Lucie se había levantado de la cama. Llevaba un camisón rosa claro y no tenía demasiados abalorios. Carton tenía su pelo oscuro, mojado aún y sus ojos azules brillaban más que nunca. Estaba sentado en la ventana. La habitación era grande y se encontraban separados por algo menos de unos siete pies.

—¿Lo hacen?— dijo Carton suavemente. Lucie se quedó callada, no sabía lo que responder. Carton se apoyó sobre sus manos—. Lucie. Ven y siéntate a mi lado.

Se dirijió hacia la ventana. El corazón de ambos latía rápidamente bajos sus torsos.

—Parece que tú eres una excepción.— dijo ella, notando como le subía un calor repentino y ya se conocía lo bastante bien, como para saber que se estaba poniendo colorada—. Pasas indiferente por la vida, como si nada te importase. Pero deberías, porque si no, no serías un ser humano. Serías un "humanoide" sin sentimientos.

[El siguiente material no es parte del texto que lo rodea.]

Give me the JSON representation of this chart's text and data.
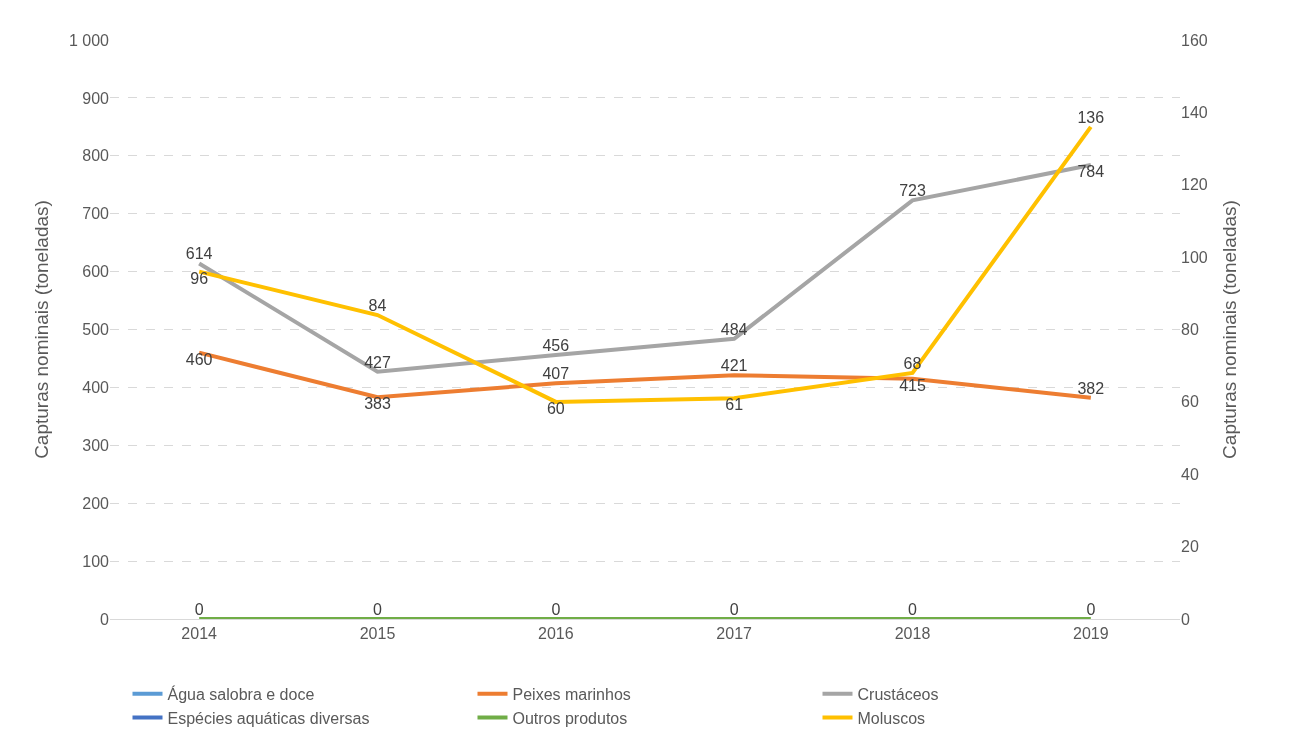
{
  "chart_data": {
    "type": "line",
    "categories": [
      "2014",
      "2015",
      "2016",
      "2017",
      "2018",
      "2019"
    ],
    "ylabel": "Capturas nominais (toneladas)",
    "y2label": "Capturas nominais (toneladas)",
    "ylim": [
      0,
      1000
    ],
    "yticks": [
      0,
      100,
      200,
      300,
      400,
      500,
      600,
      700,
      800,
      900,
      {
        "value": 1000,
        "label": "1 000"
      }
    ],
    "y2lim": [
      0,
      160
    ],
    "y2ticks": [
      0,
      20,
      40,
      60,
      80,
      100,
      120,
      140,
      160
    ],
    "grid": "y",
    "legend": "bottom",
    "marker": "none",
    "line_style": "solid",
    "series": [
      {
        "name": "Água salobra e doce",
        "color": "#5b9bd5",
        "values": [
          null,
          null,
          null,
          null,
          null,
          null
        ]
      },
      {
        "name": "Peixes marinhos",
        "color": "#ed7d31",
        "values": [
          460,
          383,
          407,
          421,
          415,
          382
        ],
        "value_labels": [
          "460",
          "383",
          "407",
          "421",
          "415",
          "382"
        ]
      },
      {
        "name": "Crustáceos",
        "color": "#a5a5a5",
        "values": [
          614,
          427,
          456,
          484,
          723,
          784
        ],
        "value_labels": [
          "614",
          "427",
          "456",
          "484",
          "723",
          "784"
        ]
      },
      {
        "name": "Espécies aquáticas diversas",
        "color": "#4472c4",
        "values": [
          null,
          null,
          null,
          null,
          null,
          null
        ]
      },
      {
        "name": "Outros produtos",
        "color": "#70ad47",
        "values": [
          0,
          0,
          0,
          0,
          0,
          0
        ],
        "value_labels": [
          "0",
          "0",
          "0",
          "0",
          "0",
          "0"
        ]
      },
      {
        "name": "Moluscos",
        "color": "#ffc000",
        "axis": "y2",
        "values": [
          96,
          84,
          60,
          61,
          68,
          136
        ],
        "value_labels": [
          "96",
          "84",
          "60",
          "61",
          "68",
          "136"
        ]
      }
    ]
  }
}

Hubo un repentino silencio al ver que Carton la miraba, pero habló:

—Tú. — dijo con un tono de voz muy suave. Parecía que él no quería decir las palabras pero lo tenía que hacer.- ¡Eres tú la que me importas! ¿Y sabes por qué? Porque desde el primer día que te conocí, en el juicio de tu marido, eres tú la que me has provocado cualquier insignificante sensación. Aunque no me creas, antes de que todo esto ocurriese, yo visitaba tu casa todos los días. Y de regreso a Londres, no me he separado de tí ni un momento.

Lucie se quedó callada. Nunca antes un hombre le había hablado de ese modo, ni siquiera su marido fallecido.

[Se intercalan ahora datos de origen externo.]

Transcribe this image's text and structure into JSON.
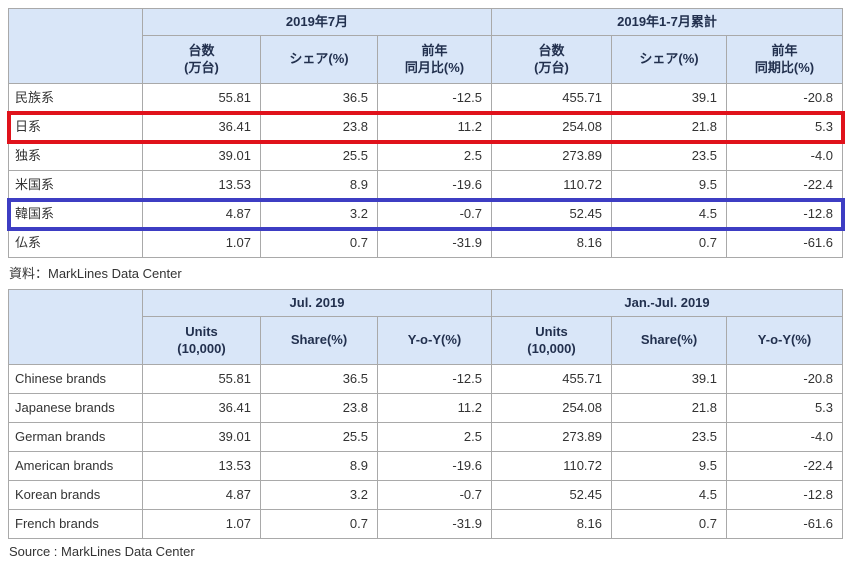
{
  "colors": {
    "header_bg": "#d9e6f8",
    "header_text": "#22304e",
    "table_border": "#a9a9a9",
    "body_text": "#333333",
    "highlight_red": "#e0121b",
    "highlight_blue": "#3d3dc3"
  },
  "chart_data": [
    {
      "type": "table",
      "language": "ja",
      "group_headers": [
        "2019年7月",
        "2019年1-7月累計"
      ],
      "col_headers": [
        "台数\n(万台)",
        "シェア(%)",
        "前年\n同月比(%)",
        "台数\n(万台)",
        "シェア(%)",
        "前年\n同期比(%)"
      ],
      "rows": [
        {
          "label": "民族系",
          "values": [
            "55.81",
            "36.5",
            "-12.5",
            "455.71",
            "39.1",
            "-20.8"
          ],
          "highlight": null
        },
        {
          "label": "日系",
          "values": [
            "36.41",
            "23.8",
            "11.2",
            "254.08",
            "21.8",
            "5.3"
          ],
          "highlight": "red"
        },
        {
          "label": "独系",
          "values": [
            "39.01",
            "25.5",
            "2.5",
            "273.89",
            "23.5",
            "-4.0"
          ],
          "highlight": null
        },
        {
          "label": "米国系",
          "values": [
            "13.53",
            "8.9",
            "-19.6",
            "110.72",
            "9.5",
            "-22.4"
          ],
          "highlight": null
        },
        {
          "label": "韓国系",
          "values": [
            "4.87",
            "3.2",
            "-0.7",
            "52.45",
            "4.5",
            "-12.8"
          ],
          "highlight": "blue"
        },
        {
          "label": "仏系",
          "values": [
            "1.07",
            "0.7",
            "-31.9",
            "8.16",
            "0.7",
            "-61.6"
          ],
          "highlight": null
        }
      ],
      "source": "資料：MarkLines Data Center"
    },
    {
      "type": "table",
      "language": "en",
      "group_headers": [
        "Jul. 2019",
        "Jan.-Jul. 2019"
      ],
      "col_headers": [
        "Units\n(10,000)",
        "Share(%)",
        "Y-o-Y(%)",
        "Units\n(10,000)",
        "Share(%)",
        "Y-o-Y(%)"
      ],
      "rows": [
        {
          "label": "Chinese brands",
          "values": [
            "55.81",
            "36.5",
            "-12.5",
            "455.71",
            "39.1",
            "-20.8"
          ],
          "highlight": null
        },
        {
          "label": "Japanese brands",
          "values": [
            "36.41",
            "23.8",
            "11.2",
            "254.08",
            "21.8",
            "5.3"
          ],
          "highlight": null
        },
        {
          "label": "German brands",
          "values": [
            "39.01",
            "25.5",
            "2.5",
            "273.89",
            "23.5",
            "-4.0"
          ],
          "highlight": null
        },
        {
          "label": "American brands",
          "values": [
            "13.53",
            "8.9",
            "-19.6",
            "110.72",
            "9.5",
            "-22.4"
          ],
          "highlight": null
        },
        {
          "label": "Korean brands",
          "values": [
            "4.87",
            "3.2",
            "-0.7",
            "52.45",
            "4.5",
            "-12.8"
          ],
          "highlight": null
        },
        {
          "label": "French brands",
          "values": [
            "1.07",
            "0.7",
            "-31.9",
            "8.16",
            "0.7",
            "-61.6"
          ],
          "highlight": null
        }
      ],
      "source": "Source : MarkLines Data Center"
    }
  ]
}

—Lucie, te quiero. Por favor ¿Te casarías conmigo?— dijo él mirándola a los ojos.

—No se... siento tan dentro de mí a mi marido...

—No digas eso. Dime: ¿no estaría tu marido deseando de que no te quedes sola? ¿Sabes? En realidad, una persona desde que nace no tiene predeterminado cual será su meta en la vida. Ella tiene que tomar unas decisiones, y dependiendo de estas, irás marcando hacia a lo que llegará a ser en la vida. Pero algunas veces son erróneas, por lo que cuando miras al pasado ves la senda que nunca has de pisar.

—Me has dejado anonadada...— empezó diciendo con una sonrisa—. Pero, por favor, explícamelo mejor-terminó por decir riéndose.

—Eso quiere decir...—dijo Carton con una cálida sonrisa y sus ojos color azul crepuscular.— que no vuelvas la vista atrás, estás viviendo el presente. ¡Disfrútalo! Nunca más lo volverás a vivir... Por lo tanto, te repito la pregunta ¿Te casarías...

—Sí. Y no hables más por favor...— dijo Lucie a su prometido y dándole cariñosamente un beso en los labios.